La déclaration demande par ailleurs "la conclusion rapide du mémorandum d'accord joint à l'aide financière accordée à l'Espagne pour la recapitalisation de son secteur bancaire", laquelle sera "fournie par l’EFSF jusqu'à ce que l’EMS devienne opérationnel, et qu'elle sera ensuite transférée à ce dernier, sans obtenir de statut prioritaire". Lorsque l’EMS sera en mesure de recapitaliser directement les banques, cela pourrait valoir pour l’Espagne, ce qui permettrait de soulager le budget de l’Etat espagnol qui va assumer nécessairement dans un premier temps la responsabilité des prêts qui seront faits en vue de la recapitalisation de ses banques.

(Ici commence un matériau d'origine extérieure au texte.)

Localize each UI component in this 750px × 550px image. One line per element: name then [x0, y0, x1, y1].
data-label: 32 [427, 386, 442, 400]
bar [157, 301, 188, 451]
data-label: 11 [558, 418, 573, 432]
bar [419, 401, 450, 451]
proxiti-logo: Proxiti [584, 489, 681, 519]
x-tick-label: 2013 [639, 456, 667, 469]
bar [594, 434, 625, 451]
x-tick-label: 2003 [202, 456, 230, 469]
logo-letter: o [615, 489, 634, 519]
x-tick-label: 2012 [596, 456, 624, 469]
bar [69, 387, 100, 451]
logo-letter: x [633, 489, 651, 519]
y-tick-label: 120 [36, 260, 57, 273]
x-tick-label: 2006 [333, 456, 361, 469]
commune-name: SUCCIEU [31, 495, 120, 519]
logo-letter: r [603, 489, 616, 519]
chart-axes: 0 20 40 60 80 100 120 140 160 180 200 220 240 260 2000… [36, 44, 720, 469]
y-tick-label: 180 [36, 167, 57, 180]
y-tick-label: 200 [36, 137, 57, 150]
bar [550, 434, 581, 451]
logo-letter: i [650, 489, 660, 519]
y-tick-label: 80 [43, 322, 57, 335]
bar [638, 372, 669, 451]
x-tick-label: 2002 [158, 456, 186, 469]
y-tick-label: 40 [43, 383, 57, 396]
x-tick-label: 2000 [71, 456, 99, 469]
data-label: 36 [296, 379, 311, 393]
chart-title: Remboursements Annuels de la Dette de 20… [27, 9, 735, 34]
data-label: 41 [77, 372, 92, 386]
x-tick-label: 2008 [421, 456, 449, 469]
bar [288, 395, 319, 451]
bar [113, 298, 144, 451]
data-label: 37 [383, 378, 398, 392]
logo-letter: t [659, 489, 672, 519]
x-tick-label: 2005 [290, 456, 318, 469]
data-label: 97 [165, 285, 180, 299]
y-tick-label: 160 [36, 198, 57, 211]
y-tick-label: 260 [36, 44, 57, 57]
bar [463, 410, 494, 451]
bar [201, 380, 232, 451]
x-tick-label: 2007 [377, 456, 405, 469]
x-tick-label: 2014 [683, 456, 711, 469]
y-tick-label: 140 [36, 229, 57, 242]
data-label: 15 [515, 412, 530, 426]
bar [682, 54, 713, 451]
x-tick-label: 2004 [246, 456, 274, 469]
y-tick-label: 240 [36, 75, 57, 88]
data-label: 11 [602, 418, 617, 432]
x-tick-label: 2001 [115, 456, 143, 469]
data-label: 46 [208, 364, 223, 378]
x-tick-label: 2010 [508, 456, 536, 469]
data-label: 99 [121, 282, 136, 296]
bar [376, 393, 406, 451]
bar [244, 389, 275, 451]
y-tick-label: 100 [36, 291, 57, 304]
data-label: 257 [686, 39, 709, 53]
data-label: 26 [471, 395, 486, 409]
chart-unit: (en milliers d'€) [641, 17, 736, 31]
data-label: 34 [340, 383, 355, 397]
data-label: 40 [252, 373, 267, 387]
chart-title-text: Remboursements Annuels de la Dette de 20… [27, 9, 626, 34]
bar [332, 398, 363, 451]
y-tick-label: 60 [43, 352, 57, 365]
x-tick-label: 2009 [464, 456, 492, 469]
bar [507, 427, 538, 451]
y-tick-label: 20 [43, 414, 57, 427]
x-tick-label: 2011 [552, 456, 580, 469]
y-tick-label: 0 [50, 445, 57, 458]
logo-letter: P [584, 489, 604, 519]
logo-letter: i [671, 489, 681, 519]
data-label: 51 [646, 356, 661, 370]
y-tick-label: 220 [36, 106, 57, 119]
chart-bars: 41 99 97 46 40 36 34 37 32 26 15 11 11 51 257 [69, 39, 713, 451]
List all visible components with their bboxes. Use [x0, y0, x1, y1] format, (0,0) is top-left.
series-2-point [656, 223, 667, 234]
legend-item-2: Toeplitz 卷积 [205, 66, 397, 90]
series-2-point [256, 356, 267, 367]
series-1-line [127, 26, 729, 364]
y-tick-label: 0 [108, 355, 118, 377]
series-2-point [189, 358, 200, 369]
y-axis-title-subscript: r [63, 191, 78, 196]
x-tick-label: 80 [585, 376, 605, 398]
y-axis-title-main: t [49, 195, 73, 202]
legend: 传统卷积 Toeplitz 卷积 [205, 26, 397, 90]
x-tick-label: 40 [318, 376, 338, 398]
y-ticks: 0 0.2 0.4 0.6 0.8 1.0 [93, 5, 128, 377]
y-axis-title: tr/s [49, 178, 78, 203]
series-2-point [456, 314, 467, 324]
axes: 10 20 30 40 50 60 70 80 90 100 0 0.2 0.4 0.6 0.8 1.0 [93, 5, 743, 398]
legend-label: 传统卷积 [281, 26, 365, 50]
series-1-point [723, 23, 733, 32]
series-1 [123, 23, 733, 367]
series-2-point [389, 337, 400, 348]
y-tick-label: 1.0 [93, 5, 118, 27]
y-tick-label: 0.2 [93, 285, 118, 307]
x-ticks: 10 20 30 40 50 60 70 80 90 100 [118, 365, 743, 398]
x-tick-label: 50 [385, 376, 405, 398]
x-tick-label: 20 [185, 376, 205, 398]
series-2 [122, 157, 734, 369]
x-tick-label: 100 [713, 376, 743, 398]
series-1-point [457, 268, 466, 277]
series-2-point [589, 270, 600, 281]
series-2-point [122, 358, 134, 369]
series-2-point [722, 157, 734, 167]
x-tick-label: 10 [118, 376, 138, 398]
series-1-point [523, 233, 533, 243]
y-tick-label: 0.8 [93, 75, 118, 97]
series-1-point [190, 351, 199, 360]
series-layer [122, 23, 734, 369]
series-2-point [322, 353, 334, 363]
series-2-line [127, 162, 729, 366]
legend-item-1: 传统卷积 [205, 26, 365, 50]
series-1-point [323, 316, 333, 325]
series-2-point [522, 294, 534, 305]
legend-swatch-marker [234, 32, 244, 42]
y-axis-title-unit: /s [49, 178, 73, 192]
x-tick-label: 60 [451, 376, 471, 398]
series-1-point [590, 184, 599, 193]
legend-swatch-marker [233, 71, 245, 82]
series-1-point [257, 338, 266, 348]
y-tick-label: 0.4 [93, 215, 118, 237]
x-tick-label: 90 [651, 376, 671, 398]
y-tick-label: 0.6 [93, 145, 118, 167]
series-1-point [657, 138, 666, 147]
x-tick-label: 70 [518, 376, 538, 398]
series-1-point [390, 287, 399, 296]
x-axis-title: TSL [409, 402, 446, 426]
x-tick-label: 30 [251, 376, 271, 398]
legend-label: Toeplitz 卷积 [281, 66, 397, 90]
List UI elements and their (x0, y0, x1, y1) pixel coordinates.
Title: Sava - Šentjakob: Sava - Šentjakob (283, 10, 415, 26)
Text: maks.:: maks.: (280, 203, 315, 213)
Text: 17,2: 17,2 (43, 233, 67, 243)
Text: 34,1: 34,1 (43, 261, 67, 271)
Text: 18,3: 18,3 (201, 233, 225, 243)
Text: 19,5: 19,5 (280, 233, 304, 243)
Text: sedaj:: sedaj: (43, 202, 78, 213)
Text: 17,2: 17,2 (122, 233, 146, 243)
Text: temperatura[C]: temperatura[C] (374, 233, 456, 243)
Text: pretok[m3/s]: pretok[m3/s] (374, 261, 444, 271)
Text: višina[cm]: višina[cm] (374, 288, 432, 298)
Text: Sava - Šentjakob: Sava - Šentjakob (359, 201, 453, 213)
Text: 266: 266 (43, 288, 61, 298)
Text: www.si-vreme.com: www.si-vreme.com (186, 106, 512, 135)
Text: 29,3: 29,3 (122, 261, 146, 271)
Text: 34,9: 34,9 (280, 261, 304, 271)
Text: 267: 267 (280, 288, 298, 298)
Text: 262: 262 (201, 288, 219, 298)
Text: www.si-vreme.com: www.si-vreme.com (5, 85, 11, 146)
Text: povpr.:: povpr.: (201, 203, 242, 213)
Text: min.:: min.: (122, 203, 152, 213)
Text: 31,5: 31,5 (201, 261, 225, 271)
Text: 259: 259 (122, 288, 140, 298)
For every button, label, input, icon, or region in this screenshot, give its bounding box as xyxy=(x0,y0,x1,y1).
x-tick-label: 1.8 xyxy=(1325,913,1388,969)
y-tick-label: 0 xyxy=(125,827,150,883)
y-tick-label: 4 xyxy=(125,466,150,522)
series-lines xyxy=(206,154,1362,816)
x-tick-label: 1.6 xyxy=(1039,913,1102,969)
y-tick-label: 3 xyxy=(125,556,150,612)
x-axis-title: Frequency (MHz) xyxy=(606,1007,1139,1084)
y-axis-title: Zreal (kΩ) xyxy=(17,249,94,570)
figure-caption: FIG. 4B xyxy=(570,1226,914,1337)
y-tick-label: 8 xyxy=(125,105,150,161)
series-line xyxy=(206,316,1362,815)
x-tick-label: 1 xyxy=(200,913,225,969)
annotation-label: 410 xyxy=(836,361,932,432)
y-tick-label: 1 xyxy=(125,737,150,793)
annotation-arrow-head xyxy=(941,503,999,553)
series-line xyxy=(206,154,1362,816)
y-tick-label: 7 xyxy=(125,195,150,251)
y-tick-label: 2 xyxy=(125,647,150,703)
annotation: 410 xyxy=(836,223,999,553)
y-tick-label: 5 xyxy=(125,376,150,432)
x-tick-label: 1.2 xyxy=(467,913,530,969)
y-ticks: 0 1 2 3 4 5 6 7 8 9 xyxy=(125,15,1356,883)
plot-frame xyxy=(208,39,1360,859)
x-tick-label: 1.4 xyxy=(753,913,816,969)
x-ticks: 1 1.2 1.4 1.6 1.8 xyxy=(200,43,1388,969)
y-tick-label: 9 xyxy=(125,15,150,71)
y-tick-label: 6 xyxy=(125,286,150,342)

EFSF et ESM pourront prêter à des pays qui respectent leurs engagements pris dans le cadre du nouveau cadre de gouvernance
Enfin, et cette décision semble répondre principalement à la préoccupation italienne de se voir sous la pression des marchés tout en mettant en œuvre d’importantes structures structurelles prescrites par la Commission et ses partenaires, les chefs d’Etat et de gouvernement ont annoncé avoir décidé de permettre un recours plus souple aux instruments de stabilité, EFSF et ESM, afin de stabiliser les marchés pour les États membres qui respectent leurs recommandations par pays et leurs autres engagements, y compris leurs calendriers respectifs, dans le cadre du semestre européen, du pacte de stabilité et de croissance et de la procédure concernant les déséquilibres macroéconomiques. Ces conditions devraient être consignées dans un mémorandum d'accord. Une possibilité qui pourrait être effective dans le courant de l’été. "Les pays qui voudraient bénéficier de ces interventions de stabilisation devraient le demander mais s'ils remplissent ces conditions, ils ne devront pas se soumettre à un programme spécifique, ils devront signer un mémorandum mais n'auront pas la troïka, ils devront seulement continuer à respecter les décisions qu'ils respectent déjà", a expliqué Mario Monti au sujet de cette mesure arrachée de haute lutte sans pour autant que le Premier ministre italien ait l’intention d’y recourir dans l’immédiat.